Is it thy will that I should wax and wane,
            Barter my cloth of gold for hodden grey,
          And at thy pleasure weave that web of pain
            Whose brightest threads are each a wasted day?

          Is it thy will--Love that I love so well--
            That my Soul's House should be a tortured spot
          Wherein, like evil paramours, must dwell
            The quenchless flame, the worm that dieth not?

          Nay, if it be thy will I shall endure,
            And sell ambition at the common mart,                     
          And let dull failure be my vestiture,
            And sorrow dig its grave within my heart.

          Perchance it may be better so--at least
            I have not made my heart a heart of stone,
          Nor starved my boyhood of its goodly feast,
            Nor walked where Beauty is a thing unknown.

          Many a man hath done so; sought to fence
            In straitened bonds the soul that should be free,
          Trodden the dusty road of common sense,
            While all the forest sang of liberty,                     

          Not marking how the spotted hawk in flight
            Passed on wide pinion through the lofty air,
          To where the steep untrodden mountain height
            Caught the last tresses of the Sun God's hair.

          Or how the little flower he trod upon,
            The daisy, that white-feathered shield of gold,
          Followed with wistful eyes the wandering sun
            Content if once its leaves were aureoled.

          But surely it is something to have been
            The best belovèd for a little while,                      
          To have walked hand in hand with Love, and seen
            His purple wings flit once across thy smile.

          Ay! though the gorgèd asp of passion feed
            On my boy's heart, yet have I burst the bars,
          Stood face to face with Beauty, known indeed
            The Love which moves the Sun and all the stars!


	  I stood by the unvintageable sea
            Till the wet waves drenched face and hair with spray,
            The long red fires of the dying day
          Burned in the west; the wind piped drearily;
          And to the land the clamorous gulls did flee:
            "Alas!" I cried, "my life is full of pain,
            And who can garner fruit or golden grain,
          From these waste fields which travail ceaselessly!"
            My nets gaped wide with many a break and flaw
            Nathless I threw them as my final cast                    
            Into the sea, and waited for the end.
          When lo! a sudden glory! and I saw
            The argent splendour of white limbs ascend,
            And in that joy forgot my tortured past.


	  Within this restless, hurried, modern world
            We took our hearts' full pleasure--You and I,
          And now the white sails of our ship are furled,
            And spent the lading of our argosy.
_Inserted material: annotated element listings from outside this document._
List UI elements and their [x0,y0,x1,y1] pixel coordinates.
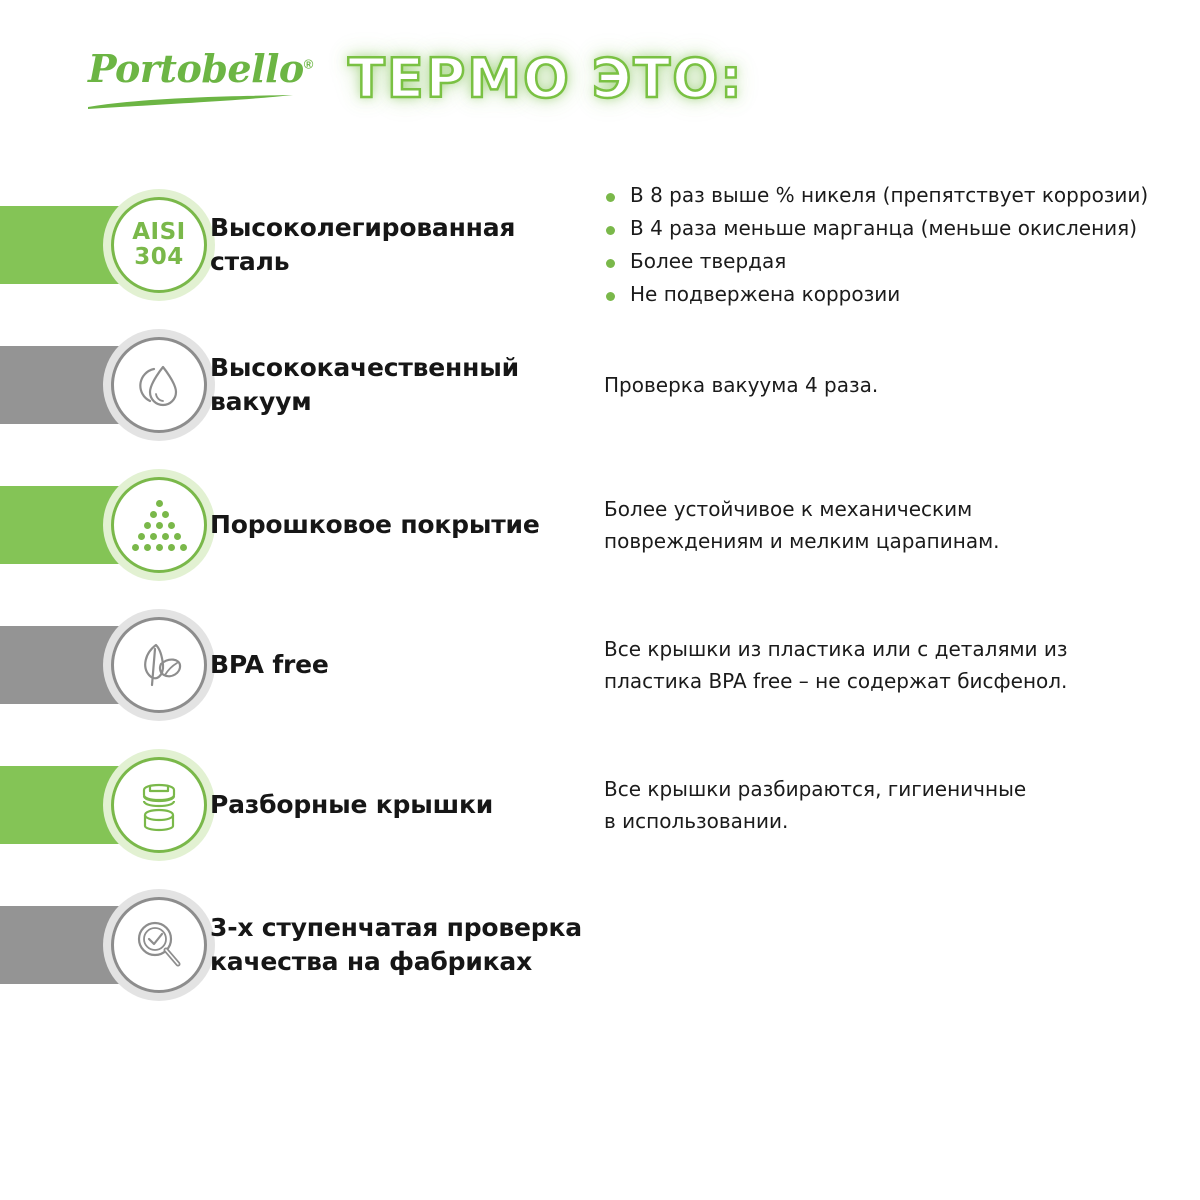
feature-title: BPA free [210,648,590,682]
powder-dots-glyph [128,501,190,549]
dot [156,522,163,529]
dot [156,500,163,507]
feature-row-detachable-lids: Разборные крышки Все крышки разбираются,… [0,735,1200,875]
badge-text: AISI 304 [132,220,185,270]
description-line: пластика BPA free – не содержат бисфенол… [604,665,1194,697]
feature-list: AISI 304 Высоколегированная сталь В 8 ра… [0,175,1200,1015]
dot [144,522,151,529]
feature-description: В 8 раз выше % никеля (препятствует корр… [604,179,1194,311]
magnifier-check-glyph [129,915,189,975]
description-line: Все крышки разбираются, гигиеничные [604,773,1194,805]
aisi-304-badge-icon: AISI 304 [111,197,207,293]
feature-badge [103,749,215,861]
dot-row [150,511,169,518]
dot [144,544,151,551]
portobello-logo: Portobello® [88,50,303,120]
feature-row-powder-coating: Порошковое покрытие Более устойчивое к м… [0,455,1200,595]
feature-title: Разборные крышки [210,788,590,822]
feature-badge: AISI 304 [103,189,215,301]
badge-line-1: AISI [132,220,185,245]
dot [156,544,163,551]
feature-row-steel: AISI 304 Высоколегированная сталь В 8 ра… [0,175,1200,315]
feature-row-bpa-free: BPA free Все крышки из пластика или с де… [0,595,1200,735]
dot [138,533,145,540]
dot [168,544,175,551]
dot-row [138,533,181,540]
list-item: В 8 раз выше % никеля (препятствует корр… [604,179,1194,212]
logo-text: Portobello [88,46,304,91]
list-item: В 4 раза меньше марганца (меньше окислен… [604,212,1194,245]
dot [180,544,187,551]
dot-row [144,522,175,529]
feature-title: Высоколегированная сталь [210,211,590,279]
feature-title: Высококачественный вакуум [210,351,590,419]
leaves-glyph [129,635,189,695]
feature-badge [103,329,215,441]
feature-description: Более устойчивое к механическим поврежде… [604,493,1194,557]
feature-description: Все крышки из пластика или с деталями из… [604,633,1194,697]
detachable-lid-icon [111,757,207,853]
logo-swoosh-icon [88,95,293,109]
page-title: ТЕРМО ЭТО: [348,48,744,110]
badge-line-2: 304 [132,245,185,270]
description-line: Проверка вакуума 4 раза. [604,369,1194,401]
feature-badge [103,609,215,721]
feature-description: Проверка вакуума 4 раза. [604,369,1194,401]
feature-title: 3-х ступенчатая проверка качества на фаб… [210,911,590,979]
dot [132,544,139,551]
dot [168,522,175,529]
description-line: повреждениям и мелким царапинам. [604,525,1194,557]
dot [174,533,181,540]
feature-badge [103,889,215,1001]
description-line: в использовании. [604,805,1194,837]
dot [150,511,157,518]
benefit-list: В 8 раз выше % никеля (препятствует корр… [604,179,1194,311]
page-header: Portobello® ТЕРМО ЭТО: [0,0,1200,165]
list-item: Не подвержена коррозии [604,278,1194,311]
dot-row [156,500,163,507]
feature-row-vacuum: Высококачественный вакуум Проверка вакуу… [0,315,1200,455]
dot [150,533,157,540]
dot [162,533,169,540]
leaves-icon [111,617,207,713]
water-drop-icon [111,337,207,433]
feature-row-quality-check: 3-х ступенчатая проверка качества на фаб… [0,875,1200,1015]
detachable-lid-glyph [128,774,190,836]
description-line: Все крышки из пластика или с деталями из [604,633,1194,665]
feature-badge [103,469,215,581]
water-drop-glyph [130,356,188,414]
feature-description: Все крышки разбираются, гигиеничные в ис… [604,773,1194,837]
logo-wordmark: Portobello® [88,50,303,88]
powder-dots-icon [111,477,207,573]
magnifier-check-icon [111,897,207,993]
dot-row [132,544,187,551]
dot [162,511,169,518]
description-line: Более устойчивое к механическим [604,493,1194,525]
registered-trademark-icon: ® [304,56,314,71]
list-item: Более твердая [604,245,1194,278]
feature-title: Порошковое покрытие [210,508,590,542]
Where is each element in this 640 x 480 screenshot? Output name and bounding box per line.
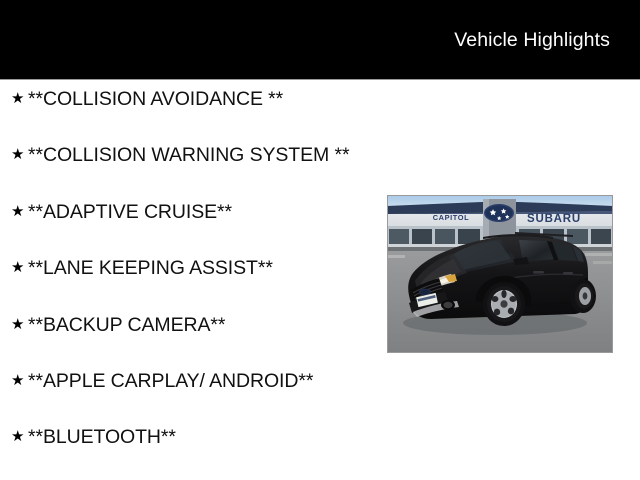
list-item-label: **COLLISION AVOIDANCE ** bbox=[28, 85, 283, 113]
vehicle-photo-image: CAPITOL SUBARU bbox=[387, 195, 613, 353]
list-item-label: **LANE KEEPING ASSIST** bbox=[28, 254, 273, 282]
star-bullet-icon: ★ bbox=[11, 367, 28, 395]
list-item-label: **ADAPTIVE CRUISE** bbox=[28, 198, 232, 226]
list-item-label: **APPLE CARPLAY/ ANDROID** bbox=[28, 367, 313, 395]
vehicle-photo: CAPITOL SUBARU bbox=[387, 195, 613, 353]
page-header: Vehicle Highlights bbox=[0, 0, 640, 79]
list-item: ★ **LANE KEEPING ASSIST** bbox=[0, 254, 380, 310]
parking-stripe bbox=[585, 253, 613, 256]
list-item: ★ **COLLISION AVOIDANCE ** bbox=[0, 85, 380, 141]
list-item: ★ **ADAPTIVE CRUISE** bbox=[0, 198, 380, 254]
list-item: ★ **BACKUP CAMERA** bbox=[0, 311, 380, 367]
header-divider bbox=[0, 79, 640, 80]
vehicle-highlights-list: ★ **COLLISION AVOIDANCE ** ★ **COLLISION… bbox=[0, 85, 380, 480]
dealership-name-left: CAPITOL bbox=[433, 213, 470, 222]
star-bullet-icon: ★ bbox=[11, 141, 28, 169]
vehicle-front-wheel bbox=[483, 282, 525, 326]
parking-stripe bbox=[387, 255, 405, 258]
list-item: ★ **APPLE CARPLAY/ ANDROID** bbox=[0, 367, 380, 423]
list-item-label: **BLUETOOTH** bbox=[28, 423, 176, 451]
list-item-label: **COLLISION WARNING SYSTEM ** bbox=[28, 141, 349, 169]
subaru-star-logo bbox=[484, 204, 514, 222]
star-bullet-icon: ★ bbox=[11, 311, 28, 339]
page-title: Vehicle Highlights bbox=[454, 29, 610, 51]
list-item: ★ **BLUETOOTH** bbox=[0, 423, 380, 479]
vehicle-rear-wheel bbox=[570, 279, 596, 313]
list-item-label: **BACKUP CAMERA** bbox=[28, 311, 225, 339]
star-bullet-icon: ★ bbox=[11, 85, 28, 113]
list-item: ★ **COLLISION WARNING SYSTEM ** bbox=[0, 141, 380, 197]
star-bullet-icon: ★ bbox=[11, 423, 28, 451]
star-bullet-icon: ★ bbox=[11, 198, 28, 226]
parking-stripe bbox=[593, 261, 613, 264]
star-bullet-icon: ★ bbox=[11, 254, 28, 282]
vehicle-highlights-page: Vehicle Highlights ★ **COLLISION AVOIDAN… bbox=[0, 0, 640, 480]
dealership-name-right: SUBARU bbox=[527, 213, 581, 225]
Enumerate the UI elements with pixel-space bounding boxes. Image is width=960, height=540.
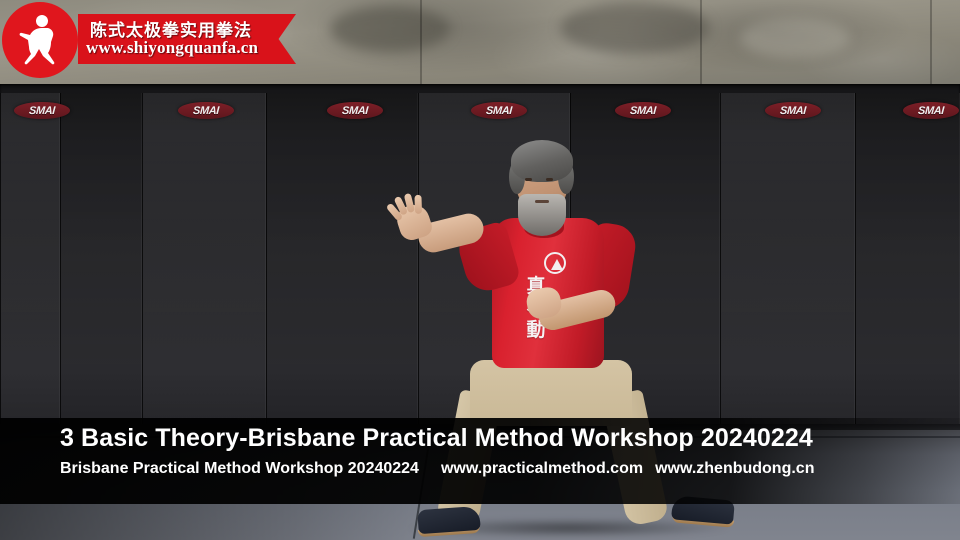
- pants: [470, 360, 632, 426]
- video-frame: SMAI SMAI SMAI SMAI SMAI SMAI SMAI 真不動: [0, 0, 960, 540]
- eye-right: [546, 178, 553, 181]
- finger: [414, 195, 422, 214]
- caption-url-secondary[interactable]: www.zhenbudong.cn: [655, 460, 814, 478]
- caption-url-primary[interactable]: www.practicalmethod.com: [441, 460, 643, 478]
- hair: [511, 140, 573, 182]
- caption-subtitle: Brisbane Practical Method Workshop 20240…: [60, 460, 419, 478]
- caption-overlay: 3 Basic Theory-Brisbane Practical Method…: [0, 418, 960, 504]
- martial-artist-silhouette-icon: [2, 2, 78, 78]
- watermark-url[interactable]: www.shiyongquanfa.cn: [86, 38, 286, 60]
- mouth: [535, 200, 549, 203]
- caption-subtitle-row: Brisbane Practical Method Workshop 20240…: [60, 460, 814, 478]
- watermark-chinese-title: 陈式太极拳实用拳法: [90, 16, 280, 38]
- caption-title: 3 Basic Theory-Brisbane Practical Method…: [60, 424, 813, 453]
- eye-left: [525, 178, 532, 181]
- shirt-emblem-icon: [544, 252, 566, 274]
- shoe-left: [417, 506, 481, 534]
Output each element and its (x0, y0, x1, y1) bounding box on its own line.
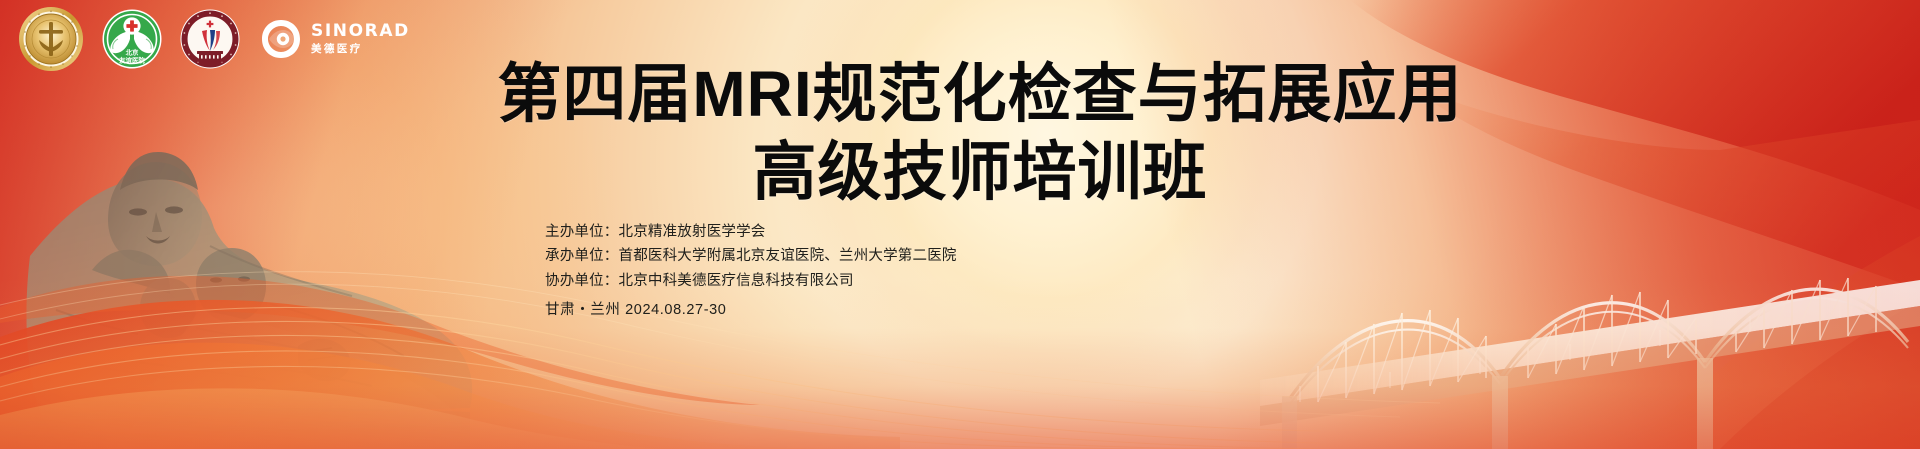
sinorad-logo: SINORAD 美德医疗 (258, 16, 410, 62)
info-organizing-institutions: 承办单位：首都医科大学附属北京友谊医院、兰州大学第二医院 (545, 245, 957, 267)
info-venue-and-date: 甘肃・兰州 2024.08.27-30 (545, 299, 957, 321)
friendship-hospital-logo-line1: 北京 (126, 48, 139, 57)
friendship-hospital-logo-line2: 友谊医院 (119, 56, 145, 65)
sinorad-logo-en-text: SINORAD (311, 23, 410, 40)
info-coorganizing-company: 协办单位：北京中科美德医疗信息科技有限公司 (545, 270, 957, 292)
beijing-precision-radiology-society-logo (18, 6, 84, 72)
conference-banner: 北京 友谊医院 (0, 0, 1920, 449)
info-host-organization: 主办单位：北京精准放射医学学会 (545, 221, 957, 243)
sinorad-eye-mark (258, 16, 304, 62)
lanzhou-university-second-hospital-logo (180, 9, 240, 69)
organization-logo-row: 北京 友谊医院 (18, 6, 410, 72)
beijing-friendship-hospital-logo: 北京 友谊医院 (102, 9, 162, 69)
sinorad-logo-cn-text: 美德医疗 (311, 44, 410, 55)
event-info-block: 主办单位：北京精准放射医学学会 承办单位：首都医科大学附属北京友谊医院、兰州大学… (545, 221, 957, 322)
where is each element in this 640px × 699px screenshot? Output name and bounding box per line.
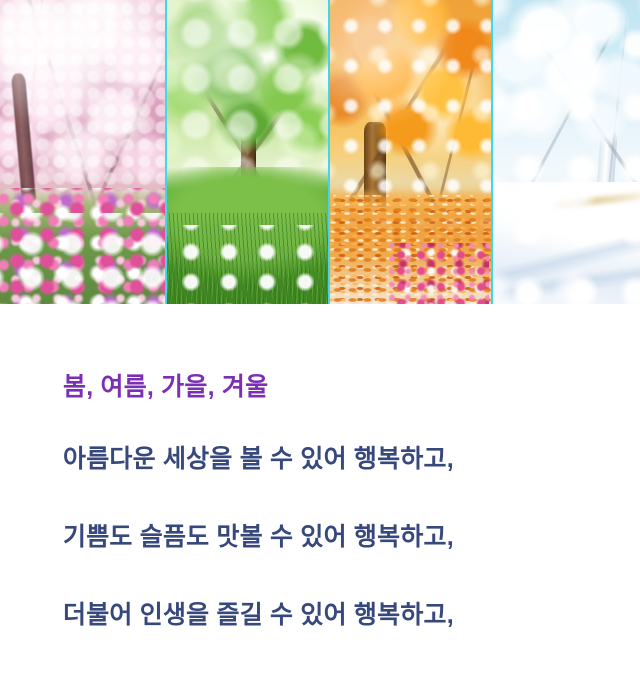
season-panel-spring: [0, 0, 165, 304]
summer-light-glow: [167, 0, 328, 304]
four-seasons-banner: [0, 0, 640, 304]
poem-line-2: 기쁨도 슬픔도 맛볼 수 있어 행복하고,: [0, 472, 640, 550]
poem-line-3: 더불어 인생을 즐길 수 있어 행복하고,: [0, 550, 640, 628]
season-panel-summer: [167, 0, 328, 304]
poem-heading: 봄, 여름, 가을, 겨울: [0, 304, 640, 400]
season-panel-autumn: [330, 0, 491, 304]
winter-falling-snowflakes: [493, 0, 640, 304]
poem-line-1: 아름다운 세상을 볼 수 있어 행복하고,: [0, 400, 640, 472]
poem-text-block: 봄, 여름, 가을, 겨울 아름다운 세상을 볼 수 있어 행복하고, 기쁨도 …: [0, 304, 640, 628]
season-panel-winter: [493, 0, 640, 304]
autumn-light-glow: [330, 0, 491, 304]
spring-light-glow: [0, 0, 165, 304]
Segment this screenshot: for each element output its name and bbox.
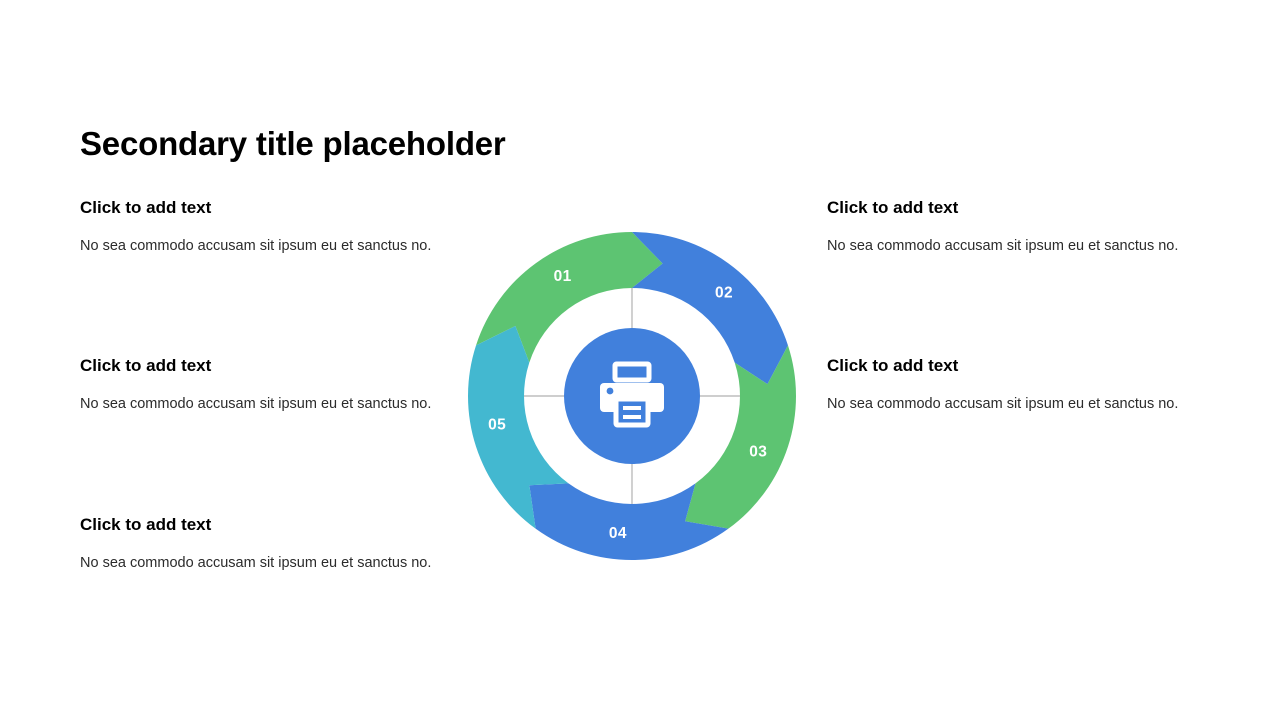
segment-label-05: 05 (488, 417, 506, 434)
segment-label-04: 04 (609, 525, 627, 542)
page-title: Secondary title placeholder (80, 124, 506, 164)
donut-segment-03[interactable] (685, 345, 796, 528)
donut-cycle-chart: 0102030405 (452, 216, 812, 576)
text-block-heading[interactable]: Click to add text (80, 355, 452, 377)
segment-label-01: 01 (554, 268, 572, 285)
segment-label-03: 03 (749, 443, 767, 460)
text-block-right-2[interactable]: Click to add text No sea commodo accusam… (827, 355, 1199, 416)
text-block-body[interactable]: No sea commodo accusam sit ipsum eu et s… (80, 552, 452, 575)
text-block-body[interactable]: No sea commodo accusam sit ipsum eu et s… (827, 235, 1199, 258)
text-block-body[interactable]: No sea commodo accusam sit ipsum eu et s… (80, 393, 452, 416)
segment-label-02: 02 (715, 285, 733, 302)
text-block-heading[interactable]: Click to add text (827, 197, 1199, 219)
text-block-heading[interactable]: Click to add text (80, 197, 452, 219)
slide-canvas: Secondary title placeholder Click to add… (0, 0, 1280, 720)
text-block-left-3[interactable]: Click to add text No sea commodo accusam… (80, 514, 452, 575)
text-block-heading[interactable]: Click to add text (80, 514, 452, 536)
text-block-left-1[interactable]: Click to add text No sea commodo accusam… (80, 197, 452, 258)
text-block-heading[interactable]: Click to add text (827, 355, 1199, 377)
text-block-body[interactable]: No sea commodo accusam sit ipsum eu et s… (80, 235, 452, 258)
text-block-body[interactable]: No sea commodo accusam sit ipsum eu et s… (827, 393, 1199, 416)
text-block-left-2[interactable]: Click to add text No sea commodo accusam… (80, 355, 452, 416)
text-block-right-1[interactable]: Click to add text No sea commodo accusam… (827, 197, 1199, 258)
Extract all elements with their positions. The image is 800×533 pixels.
          Wherefore my cheeks before their time are wan,
            For very weeping is my gladness fled,
          Sorrow hath paled my lip's vermilion,
            And Ruin draws the curtains of my bed.

          But all this crowded life has been to thee
            No more than lyre, or lute, or subtle spell               
          Of viols, or the music of the sea
            That sleeps, a mimic echo, in the shell


	      The wild bee reels from bough to bough
                With his furry coat and his gauzy wing.
              Now in a lily-cup, and now
                Setting a jacinth bell a-swing,
                        In his wandering;
              Sit closer love: it was here I trow
                        I made that vow,

              Swore that two lives should be like one
                As long as the sea-gull loved the sea,
              As long as the sunflower sought the sun,--              
                It shall be, I said, for eternity
                        'Twixt you and me!
              Dear friend, those times are over and done,
                        Love's web is spun.

              Look upward where the poplar trees
                Sway and sway in the summer air,
              Here in the valley never a breeze
                Scatters the thistledown, but there
                        Great winds blow fair
              From the mighty murmuring mystical seas,                
                        And the wave-lashed leas.

              Look upward where the white gull screams,
                What does it see that we do not see?
              Is that a star? or the lamp that gleams
                On some outward voyaging argosy,--
                        Ah! can it be
              We have lived our lives in a land of dreams!
                        How sad it seems.

              Sweet, there is nothing left to say
                But this, that love is never lost,                    
              Keen winter stabs the breasts of May
                Whose crimson roses burst his frost,
                        Ships tempest-tossed
              Will find a harbour in some bay,
                        And so we may.

              And there is nothing left to do
                But to kiss once again, and part,
              Nay, there is nothing we should rue,
                I have my beauty,--you your Art,
                        Nay, do not start,                           
              One world was not enough for two
                        Like me and you.